DNA-driven condensation assembles the meiotic DNA break machinery

Accurate segregation of chromosomes during meiosis—critical for genome stability across sexual cycles—relies on homologous recombination initiated by DNA double-strand breaks (DSBs) made by the Spo11 protein(1,2). DSB formation is regulated and tied to the elaboration of large-scale chromosome structures(3–5), but the protein assemblies that execute and control DNA breakage are poorly understood. We address this through molecular characterization of Saccharomyces cerevisiae RMM proteins (Rec114, Mei4 and Mer2)—essential, conserved components of the DSB machinery(2). Each subcomplex of Rec114–Mei4 (a 2:1 heterotrimer) or Mer2 (a coiled-coil-containing homotetramer) is monodisperse in solution, but they independently condense with DNA into reversible nucleoprotein clusters that share properties with phase-separated systems. Multivalent interactions drive condensation.
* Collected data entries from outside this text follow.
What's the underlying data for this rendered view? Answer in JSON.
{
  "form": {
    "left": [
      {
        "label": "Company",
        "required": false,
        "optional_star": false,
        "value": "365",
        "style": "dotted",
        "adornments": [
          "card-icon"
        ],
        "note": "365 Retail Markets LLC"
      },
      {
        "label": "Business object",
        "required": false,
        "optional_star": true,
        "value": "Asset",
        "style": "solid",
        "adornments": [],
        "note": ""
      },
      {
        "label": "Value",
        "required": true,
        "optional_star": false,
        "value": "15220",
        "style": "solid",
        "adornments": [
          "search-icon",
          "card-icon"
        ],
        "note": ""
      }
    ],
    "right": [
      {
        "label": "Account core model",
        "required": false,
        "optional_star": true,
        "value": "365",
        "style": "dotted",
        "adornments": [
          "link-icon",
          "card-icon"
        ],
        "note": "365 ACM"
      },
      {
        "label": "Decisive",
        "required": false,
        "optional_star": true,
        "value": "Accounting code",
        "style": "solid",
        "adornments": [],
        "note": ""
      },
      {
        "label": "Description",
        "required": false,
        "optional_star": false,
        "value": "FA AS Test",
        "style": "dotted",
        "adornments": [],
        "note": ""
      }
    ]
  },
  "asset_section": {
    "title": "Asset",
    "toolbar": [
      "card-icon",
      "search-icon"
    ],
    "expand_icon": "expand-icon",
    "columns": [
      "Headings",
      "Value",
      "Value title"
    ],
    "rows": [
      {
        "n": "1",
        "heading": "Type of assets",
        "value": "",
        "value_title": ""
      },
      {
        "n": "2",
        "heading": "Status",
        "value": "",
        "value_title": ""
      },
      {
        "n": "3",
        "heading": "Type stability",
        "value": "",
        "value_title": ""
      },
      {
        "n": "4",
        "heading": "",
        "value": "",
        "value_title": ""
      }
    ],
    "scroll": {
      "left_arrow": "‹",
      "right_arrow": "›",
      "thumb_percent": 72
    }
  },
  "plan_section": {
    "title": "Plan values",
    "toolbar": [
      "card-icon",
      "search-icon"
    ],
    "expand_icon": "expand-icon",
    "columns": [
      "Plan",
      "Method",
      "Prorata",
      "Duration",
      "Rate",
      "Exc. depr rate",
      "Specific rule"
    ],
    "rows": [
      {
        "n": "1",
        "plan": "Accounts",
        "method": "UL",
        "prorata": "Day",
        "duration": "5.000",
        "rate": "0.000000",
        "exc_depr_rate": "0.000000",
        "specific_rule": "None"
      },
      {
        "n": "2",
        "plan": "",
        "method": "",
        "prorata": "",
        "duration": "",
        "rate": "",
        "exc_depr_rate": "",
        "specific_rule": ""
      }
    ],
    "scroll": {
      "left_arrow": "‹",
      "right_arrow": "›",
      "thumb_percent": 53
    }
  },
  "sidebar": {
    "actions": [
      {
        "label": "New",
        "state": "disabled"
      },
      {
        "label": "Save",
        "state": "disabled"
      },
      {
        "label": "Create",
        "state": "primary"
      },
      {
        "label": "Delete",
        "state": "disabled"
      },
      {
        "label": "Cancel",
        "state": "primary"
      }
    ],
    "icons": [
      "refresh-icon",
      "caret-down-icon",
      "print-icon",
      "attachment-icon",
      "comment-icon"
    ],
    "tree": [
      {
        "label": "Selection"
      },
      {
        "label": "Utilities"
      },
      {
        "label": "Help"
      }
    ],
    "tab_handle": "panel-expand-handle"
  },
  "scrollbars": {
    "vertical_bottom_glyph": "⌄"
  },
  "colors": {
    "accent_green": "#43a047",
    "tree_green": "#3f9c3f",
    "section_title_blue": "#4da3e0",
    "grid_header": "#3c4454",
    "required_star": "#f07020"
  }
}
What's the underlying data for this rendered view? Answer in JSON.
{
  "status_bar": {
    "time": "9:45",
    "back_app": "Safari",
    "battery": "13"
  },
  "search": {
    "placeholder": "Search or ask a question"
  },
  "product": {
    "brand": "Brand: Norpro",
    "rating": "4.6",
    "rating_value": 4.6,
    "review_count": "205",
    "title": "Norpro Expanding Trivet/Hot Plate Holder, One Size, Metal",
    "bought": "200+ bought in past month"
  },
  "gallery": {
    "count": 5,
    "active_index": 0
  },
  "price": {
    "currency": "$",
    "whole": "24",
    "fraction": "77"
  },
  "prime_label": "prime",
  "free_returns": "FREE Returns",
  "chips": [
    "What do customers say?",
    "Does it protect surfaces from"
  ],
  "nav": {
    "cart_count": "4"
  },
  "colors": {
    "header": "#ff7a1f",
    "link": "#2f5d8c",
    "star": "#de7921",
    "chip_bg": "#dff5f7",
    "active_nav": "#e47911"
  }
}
Mutations that weaken protein–DNA interactions strongly disrupt both condensate formation and DSBs in vivo, strongly correlating these processes. In vitro, condensates fuse into mixed RMM clusters that further recruit Spo11 complexes. Our data show how the DSB machinery self-assembles on chromosome axes to create centers of DSB activity. We propose that multilayered control of Spo11 arises from the recruitment of regulatory components and modulation of biophysical properties of the condensates.